Neste ano até a Flapress teve que se render e não faltaram notícias e reportagens sobre as torcidas vascaínas, especialmente a Força Jovem que passa a ter uma cobertura nunca como nunca teve antes. “As peças da bateria estão espalhadas no corredor que conduz as arquibancadas, de couro novo e prontas para ser utilizadas. Um grupo de meninas arruma cuidadosamente as bandeiras em enormes bambus. Numa Sala escura e coberta de papel picado no chão, Ely Mendes faz uma rápida reunião, instruindo os Diretores da Força Jovem do Vasco. Ele não quer erros. A participação da Força Jovem no clássico tem que ser decisiva.“Mas não pode também haver brigas. Viemos ao Estádio para torcer, não pra brigar.”As 10 horas, Ely e a Diretoria da Força estavam no Maracanã. Eles tem credenciais especiais cedidas pela SUDERJ. No Portão 18, passaram por uma revista demorada (...) O negócio era trabalhar, terminar os preparativos para o jogo. Ely coordena todo o trabalho, se preocupa com os mínimos detalhes. Luís Marrucho, um dos mais interessados, cumpre o seu papel, que nada tem a ver com couros e bateria ou bandeiras, distribui folhetos avisando da caravana que irá a Volta Redonda, dia 1º de Maio. O preço será de Cr$: 40,00  ida e volta. As passagens estarão a venda em São Januário a partir de hoje. É fácil pertencer a Força Jovem, basta preencher um formulário e dar 2 retratos 3X4. A mensalidade é de Cr$ 5,00, para ajudar nas despesas dos jogos como explica Marrucho.“Para este jogo contra o Flamengo gastamos cerca de Cr$ 4 mil. Os couros da bateria são muitos caros e a cada jogo, há necessidade de mudarmos pelo menos 20, temos 90 peças ao todo e além dos couros, ainda há as baquetas”.Ely sai da Sala com uma bandeira nova, pronta para ser colocada no bambu, Marrucho fala de seu preço.“Entre pano e costureira, gastamos cerca de Cr$ 300,00 para fazer cada bandeira desta. As faixas grandes, em média ficam por Cr$ 800,00. A despesa é maior do que a receita.

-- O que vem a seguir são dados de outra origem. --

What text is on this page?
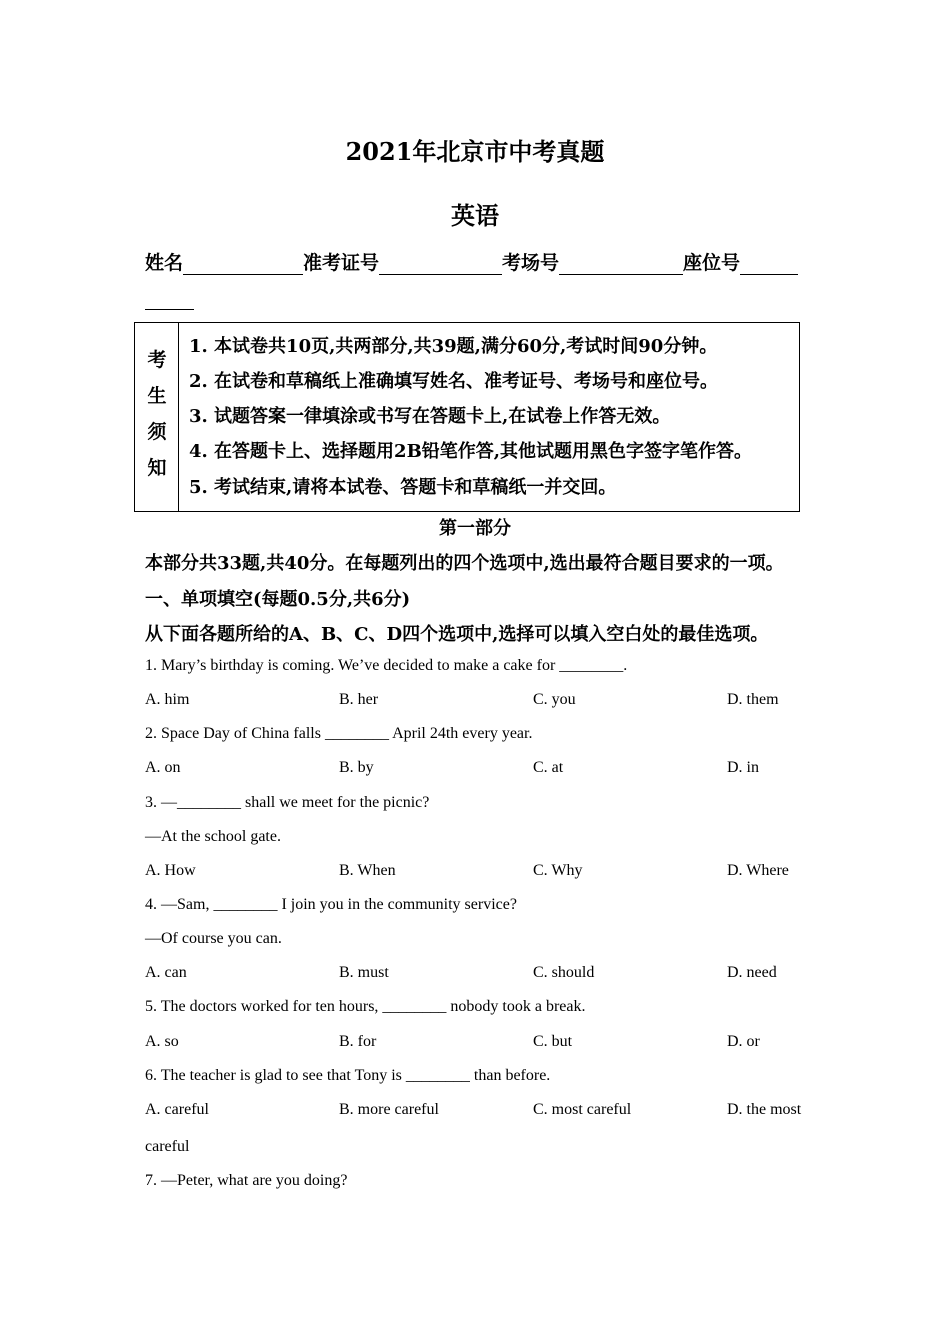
2021年北京市中考真题
英语
姓名	准考证号	考场号	座位号
考
生
须
知
1. 本试卷共10页,共两部分,共39题,满分60分,考试时间90分钟。
2. 在试卷和草稿纸上准确填写姓名、准考证号、考场号和座位号。
3. 试题答案一律填涂或书写在答题卡上,在试卷上作答无效。
4. 在答题卡上、选择题用2B铅笔作答,其他试题用黑色字签字笔作答。
5. 考试结束,请将本试卷、答题卡和草稿纸一并交回。
第一部分
本部分共33题,共40分。在每题列出的四个选项中,选出最符合题目要求的一项。
一、单项填空(每题0.5分,共6分)
从下面各题所给的A、B、C、D四个选项中,选择可以填入空白处的最佳选项。
1. Mary’s birthday is coming. We’ve decided to make a cake for ________.
A. him	B. her	C. you	D. them
2. Space Day of China falls ________ April 24th every year.
A. on	B. by	C. at	D. in
3. —________ shall we meet for the picnic?
—At the school gate.
A. How	B. When	C. Why	D. Where
4. —Sam, ________ I join you in the community service?
—Of course you can.
A. can	B. must	C. should	D. need
5. The doctors worked for ten hours, ________ nobody took a break.
A. so	B. for	C. but	D. or
6. The teacher is glad to see that Tony is ________ than before.
A. careful	B. more careful	C. most careful	D. the most
careful
7. —Peter, what are you doing?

A fonte de arrecadação tem por base as mensalidades pagas pelos sócios. Ely explica que também são vendidas camisas nas arquibancadas, durante o jogo.“Ganhamos em média Cr$ 5,00 por camisa vendida. Temos que usar muitos meios para ganhar dinheiro para a Torcida. Não faltam os oferecimentos, mas poucos ajudam.”Eles gastam do próprio dinheiro para comprar material. Ely lembra que já pagou até passagem de torcedor para viajar.“O que posso fazer? Coordenar esta Torcida é parte de minha vida.”E sai para reclamar de uma menina que não estava amarrando a bandeira direito. “A bandeira tem que ficar bem no alto tremulando, mostrando as cores do nosso Clube e o nome de nossa Torcida, composta por um grupo dedicado e trabalhador”.   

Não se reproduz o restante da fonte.